Boxed In By Data Design

When designing new products, don’t let important data elements get minimized, hidden, or even discarded.

Numerous online marketing trade associations have announced their latest initiative to bring structure and transparency to an industry that can only be called the Wild, Wild West of the data world: online audience data. Their approach offers some useful lessons to data publishers.

At their brand-new one-page website (www.datalabel.org) this industry coalition is introducing its “Data Transparency Label.” In an attempt to be hip and clever, the coalition has modeled its data record on the familiar nutrition labels found on most food packaging today. It’s undeniably cute, but it’s a classic case of form not following function. Having decided on this approach, the designers of this label immediately boxed themselves in as to what kind and how much data they could present to buyers. I see this all the time with new data products: so much emphasis is placed on how the data looks, its visual presentation, that important data elements often end up getting minimized, hidden or even discarded. A pleasing visual presentation is desirable, but it shouldn’t come at the expense of our data.

The other constraint you immediately see is that this label format works great if an audience is derived from a single source by a single data company. But the real world is far messier than that. What if the audience is aggregated from multiple sources? What if its value derives from complex signal data that may be sourced from multiple third parties? What about resellers? Life is complicated. This label pretends it is simple. Having spent many years involved with data cards for mailing lists, during which time I became deeply frustrated by the lost opportunities caused by a simple approach used to describe increasingly sophisticated products, I see history about to repeat itself.
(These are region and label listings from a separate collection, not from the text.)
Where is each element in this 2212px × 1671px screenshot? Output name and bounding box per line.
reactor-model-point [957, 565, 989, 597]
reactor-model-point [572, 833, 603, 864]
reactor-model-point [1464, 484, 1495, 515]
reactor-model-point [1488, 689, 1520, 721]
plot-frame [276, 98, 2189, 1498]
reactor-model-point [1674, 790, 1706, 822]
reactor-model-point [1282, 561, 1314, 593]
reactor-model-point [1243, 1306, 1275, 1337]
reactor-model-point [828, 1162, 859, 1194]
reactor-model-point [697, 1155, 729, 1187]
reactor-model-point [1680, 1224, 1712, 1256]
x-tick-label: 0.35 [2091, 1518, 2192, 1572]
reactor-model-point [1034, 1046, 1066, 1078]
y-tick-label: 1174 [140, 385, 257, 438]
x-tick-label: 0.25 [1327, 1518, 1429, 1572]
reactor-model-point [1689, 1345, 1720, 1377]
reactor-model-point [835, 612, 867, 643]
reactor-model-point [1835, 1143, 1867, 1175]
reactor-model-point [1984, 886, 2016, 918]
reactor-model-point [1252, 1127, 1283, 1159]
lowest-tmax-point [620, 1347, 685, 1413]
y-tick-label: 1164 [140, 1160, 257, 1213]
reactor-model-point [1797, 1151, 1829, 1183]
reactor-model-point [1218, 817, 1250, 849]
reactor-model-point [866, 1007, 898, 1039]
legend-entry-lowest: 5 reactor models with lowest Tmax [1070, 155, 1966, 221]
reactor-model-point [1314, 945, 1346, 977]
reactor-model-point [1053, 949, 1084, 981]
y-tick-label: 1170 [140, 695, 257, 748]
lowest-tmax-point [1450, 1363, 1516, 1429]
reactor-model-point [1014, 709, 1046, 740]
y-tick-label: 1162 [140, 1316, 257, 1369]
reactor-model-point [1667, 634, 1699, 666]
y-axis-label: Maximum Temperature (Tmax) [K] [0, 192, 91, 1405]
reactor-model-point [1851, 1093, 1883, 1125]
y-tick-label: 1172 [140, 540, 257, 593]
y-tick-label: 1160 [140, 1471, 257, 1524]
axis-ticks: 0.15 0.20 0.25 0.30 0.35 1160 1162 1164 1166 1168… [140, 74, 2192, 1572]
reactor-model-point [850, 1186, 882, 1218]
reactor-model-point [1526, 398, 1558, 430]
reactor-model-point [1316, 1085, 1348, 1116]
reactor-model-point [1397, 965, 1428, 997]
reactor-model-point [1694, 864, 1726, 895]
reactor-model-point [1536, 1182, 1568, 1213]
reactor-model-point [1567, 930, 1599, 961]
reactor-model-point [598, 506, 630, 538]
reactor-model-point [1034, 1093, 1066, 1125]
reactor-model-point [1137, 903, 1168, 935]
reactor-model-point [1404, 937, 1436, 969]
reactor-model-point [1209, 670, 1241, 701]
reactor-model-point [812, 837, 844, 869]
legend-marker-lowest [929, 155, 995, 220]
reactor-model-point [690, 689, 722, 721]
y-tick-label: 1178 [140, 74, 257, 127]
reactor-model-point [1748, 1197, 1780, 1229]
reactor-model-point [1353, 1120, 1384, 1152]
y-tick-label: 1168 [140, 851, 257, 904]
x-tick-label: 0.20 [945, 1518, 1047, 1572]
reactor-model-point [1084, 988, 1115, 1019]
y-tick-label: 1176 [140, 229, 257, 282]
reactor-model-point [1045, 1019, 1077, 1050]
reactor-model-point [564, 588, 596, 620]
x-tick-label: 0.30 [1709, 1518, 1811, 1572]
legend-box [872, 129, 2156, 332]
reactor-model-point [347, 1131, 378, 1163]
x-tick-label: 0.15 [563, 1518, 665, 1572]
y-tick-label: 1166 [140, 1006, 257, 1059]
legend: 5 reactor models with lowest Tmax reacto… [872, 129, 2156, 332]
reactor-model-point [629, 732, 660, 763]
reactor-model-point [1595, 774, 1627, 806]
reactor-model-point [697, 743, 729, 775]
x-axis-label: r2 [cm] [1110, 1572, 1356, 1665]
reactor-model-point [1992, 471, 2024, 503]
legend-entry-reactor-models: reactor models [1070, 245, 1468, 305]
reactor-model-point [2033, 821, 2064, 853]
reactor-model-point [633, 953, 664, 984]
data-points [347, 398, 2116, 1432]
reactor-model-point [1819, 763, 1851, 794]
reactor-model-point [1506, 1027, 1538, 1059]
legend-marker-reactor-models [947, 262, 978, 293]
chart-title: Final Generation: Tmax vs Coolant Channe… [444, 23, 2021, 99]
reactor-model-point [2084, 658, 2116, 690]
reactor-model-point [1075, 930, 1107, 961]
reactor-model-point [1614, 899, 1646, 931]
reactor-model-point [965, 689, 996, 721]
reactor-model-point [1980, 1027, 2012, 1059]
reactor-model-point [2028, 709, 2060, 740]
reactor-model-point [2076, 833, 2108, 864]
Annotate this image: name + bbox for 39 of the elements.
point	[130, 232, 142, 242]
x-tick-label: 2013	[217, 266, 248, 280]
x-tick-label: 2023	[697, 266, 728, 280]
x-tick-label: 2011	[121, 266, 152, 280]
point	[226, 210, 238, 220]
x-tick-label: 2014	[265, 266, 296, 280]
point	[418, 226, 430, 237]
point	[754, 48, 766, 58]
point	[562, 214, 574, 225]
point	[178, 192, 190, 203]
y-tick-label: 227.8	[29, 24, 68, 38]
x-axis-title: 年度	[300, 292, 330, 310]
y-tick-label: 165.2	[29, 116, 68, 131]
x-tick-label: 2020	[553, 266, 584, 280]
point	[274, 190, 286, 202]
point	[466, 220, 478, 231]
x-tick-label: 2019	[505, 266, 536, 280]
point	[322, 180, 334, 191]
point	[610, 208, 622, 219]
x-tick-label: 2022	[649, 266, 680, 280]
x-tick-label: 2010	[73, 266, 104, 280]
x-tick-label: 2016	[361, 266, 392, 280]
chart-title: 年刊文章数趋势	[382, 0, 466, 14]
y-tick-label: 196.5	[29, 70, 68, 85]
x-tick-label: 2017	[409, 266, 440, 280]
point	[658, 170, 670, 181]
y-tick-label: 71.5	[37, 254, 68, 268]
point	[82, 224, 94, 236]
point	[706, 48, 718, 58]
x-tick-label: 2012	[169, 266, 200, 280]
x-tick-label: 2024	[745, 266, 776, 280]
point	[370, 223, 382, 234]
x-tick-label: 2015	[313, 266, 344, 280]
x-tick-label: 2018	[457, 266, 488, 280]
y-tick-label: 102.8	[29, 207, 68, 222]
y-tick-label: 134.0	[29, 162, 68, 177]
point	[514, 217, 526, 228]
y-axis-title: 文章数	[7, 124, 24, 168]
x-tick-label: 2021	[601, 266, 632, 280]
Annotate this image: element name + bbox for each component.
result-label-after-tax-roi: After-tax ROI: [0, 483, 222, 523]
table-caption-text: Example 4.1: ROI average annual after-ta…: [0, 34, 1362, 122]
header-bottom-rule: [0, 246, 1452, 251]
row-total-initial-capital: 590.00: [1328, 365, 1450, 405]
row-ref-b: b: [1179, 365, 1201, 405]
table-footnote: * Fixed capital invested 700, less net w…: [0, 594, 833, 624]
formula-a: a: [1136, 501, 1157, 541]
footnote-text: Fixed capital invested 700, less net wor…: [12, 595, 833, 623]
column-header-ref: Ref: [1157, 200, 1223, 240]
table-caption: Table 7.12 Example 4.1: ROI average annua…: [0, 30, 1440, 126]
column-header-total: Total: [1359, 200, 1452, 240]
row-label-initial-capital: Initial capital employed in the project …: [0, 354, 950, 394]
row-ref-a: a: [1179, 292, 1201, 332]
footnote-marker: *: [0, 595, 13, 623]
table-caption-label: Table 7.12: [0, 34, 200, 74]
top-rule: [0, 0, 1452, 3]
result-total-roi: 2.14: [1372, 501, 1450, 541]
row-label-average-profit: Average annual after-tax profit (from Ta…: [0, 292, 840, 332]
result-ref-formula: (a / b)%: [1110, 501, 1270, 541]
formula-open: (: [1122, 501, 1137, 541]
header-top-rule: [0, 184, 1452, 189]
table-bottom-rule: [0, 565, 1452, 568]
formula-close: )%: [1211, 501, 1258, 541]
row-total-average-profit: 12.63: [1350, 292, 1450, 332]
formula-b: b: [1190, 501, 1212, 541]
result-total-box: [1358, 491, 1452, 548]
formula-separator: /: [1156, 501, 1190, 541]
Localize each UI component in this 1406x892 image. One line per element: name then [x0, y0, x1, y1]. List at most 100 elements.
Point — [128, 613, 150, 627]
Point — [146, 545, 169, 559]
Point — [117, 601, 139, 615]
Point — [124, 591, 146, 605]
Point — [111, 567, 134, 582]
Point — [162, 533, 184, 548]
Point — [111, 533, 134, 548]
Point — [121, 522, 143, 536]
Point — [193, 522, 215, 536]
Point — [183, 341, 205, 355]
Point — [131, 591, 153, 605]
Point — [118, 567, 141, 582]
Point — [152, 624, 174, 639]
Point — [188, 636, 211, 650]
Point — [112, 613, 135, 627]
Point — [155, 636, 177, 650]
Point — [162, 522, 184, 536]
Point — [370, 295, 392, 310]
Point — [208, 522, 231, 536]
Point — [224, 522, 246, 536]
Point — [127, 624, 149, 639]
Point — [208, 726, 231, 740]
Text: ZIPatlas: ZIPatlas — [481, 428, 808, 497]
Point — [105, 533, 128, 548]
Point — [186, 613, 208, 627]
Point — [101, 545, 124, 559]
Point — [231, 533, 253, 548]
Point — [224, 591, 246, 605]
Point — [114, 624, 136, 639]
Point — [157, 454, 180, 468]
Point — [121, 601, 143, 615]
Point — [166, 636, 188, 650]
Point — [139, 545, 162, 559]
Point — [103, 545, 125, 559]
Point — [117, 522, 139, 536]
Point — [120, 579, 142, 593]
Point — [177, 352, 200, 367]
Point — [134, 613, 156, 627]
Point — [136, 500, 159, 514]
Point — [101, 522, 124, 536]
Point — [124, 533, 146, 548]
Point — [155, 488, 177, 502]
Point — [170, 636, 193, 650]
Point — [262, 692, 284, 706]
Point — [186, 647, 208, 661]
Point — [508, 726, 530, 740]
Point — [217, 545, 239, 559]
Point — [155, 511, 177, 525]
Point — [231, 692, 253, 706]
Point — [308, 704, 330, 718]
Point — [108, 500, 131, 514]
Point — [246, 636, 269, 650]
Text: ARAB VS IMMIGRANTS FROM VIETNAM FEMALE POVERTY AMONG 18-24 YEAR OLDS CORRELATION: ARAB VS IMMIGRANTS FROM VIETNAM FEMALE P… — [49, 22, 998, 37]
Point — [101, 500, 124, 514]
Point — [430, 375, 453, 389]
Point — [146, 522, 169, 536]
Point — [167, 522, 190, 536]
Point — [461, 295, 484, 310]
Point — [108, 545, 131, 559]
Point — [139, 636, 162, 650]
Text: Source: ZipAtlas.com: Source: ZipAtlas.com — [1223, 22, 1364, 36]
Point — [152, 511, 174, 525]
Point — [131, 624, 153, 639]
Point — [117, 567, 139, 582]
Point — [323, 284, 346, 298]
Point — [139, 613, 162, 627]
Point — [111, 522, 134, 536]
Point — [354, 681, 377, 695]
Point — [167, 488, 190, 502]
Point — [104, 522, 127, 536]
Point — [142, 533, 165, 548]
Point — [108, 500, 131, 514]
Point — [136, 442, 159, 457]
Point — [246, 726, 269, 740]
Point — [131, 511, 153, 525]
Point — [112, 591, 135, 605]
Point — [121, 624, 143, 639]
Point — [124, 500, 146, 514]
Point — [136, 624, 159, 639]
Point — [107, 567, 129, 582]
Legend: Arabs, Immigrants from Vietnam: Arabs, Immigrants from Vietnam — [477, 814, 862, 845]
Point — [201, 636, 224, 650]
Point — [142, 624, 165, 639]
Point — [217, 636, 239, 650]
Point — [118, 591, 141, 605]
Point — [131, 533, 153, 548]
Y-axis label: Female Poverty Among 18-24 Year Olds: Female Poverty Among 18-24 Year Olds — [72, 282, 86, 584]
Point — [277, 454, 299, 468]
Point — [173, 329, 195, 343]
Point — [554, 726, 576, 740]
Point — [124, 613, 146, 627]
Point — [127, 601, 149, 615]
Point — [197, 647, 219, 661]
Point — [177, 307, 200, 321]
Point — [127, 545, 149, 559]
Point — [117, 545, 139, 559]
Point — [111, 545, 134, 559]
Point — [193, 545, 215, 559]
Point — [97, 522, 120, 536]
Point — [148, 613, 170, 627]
My biggest objection to this new label is that its focus seems to be 100% on transparency, with little attention being paid to equally valuable uses such as sourcing and comparison. The designers of this label allude to a taxonomy that will be used for classification purposes, but it’s only mentioned in passing and doesn’t feel like a priority focus at all. Perhaps most importantly, there’s no hint of whether or not these labels will be offered as a searchable database or not. There’s a potentially powerful audience sourcing tool here, and if anyone is considering that, they aren’t talking about it.

Take-Aways To Consider

  • When designing a new data product, don’t allow yourself to get boxed in by design
  • The real world is messy, with lots of exceptions. If you don’t provide for these exceptions, you’ll have a product that will never reach its full potential
  • Always remember that a good data product is much more than a filing cabinet that is used to look up specific facts. A thoughtful, well-organized dataset can deliver a lot more value to users and often to multiple groups of users. Don’t limit yourself to a single use case for your product – you’ll just be limiting your opportunity.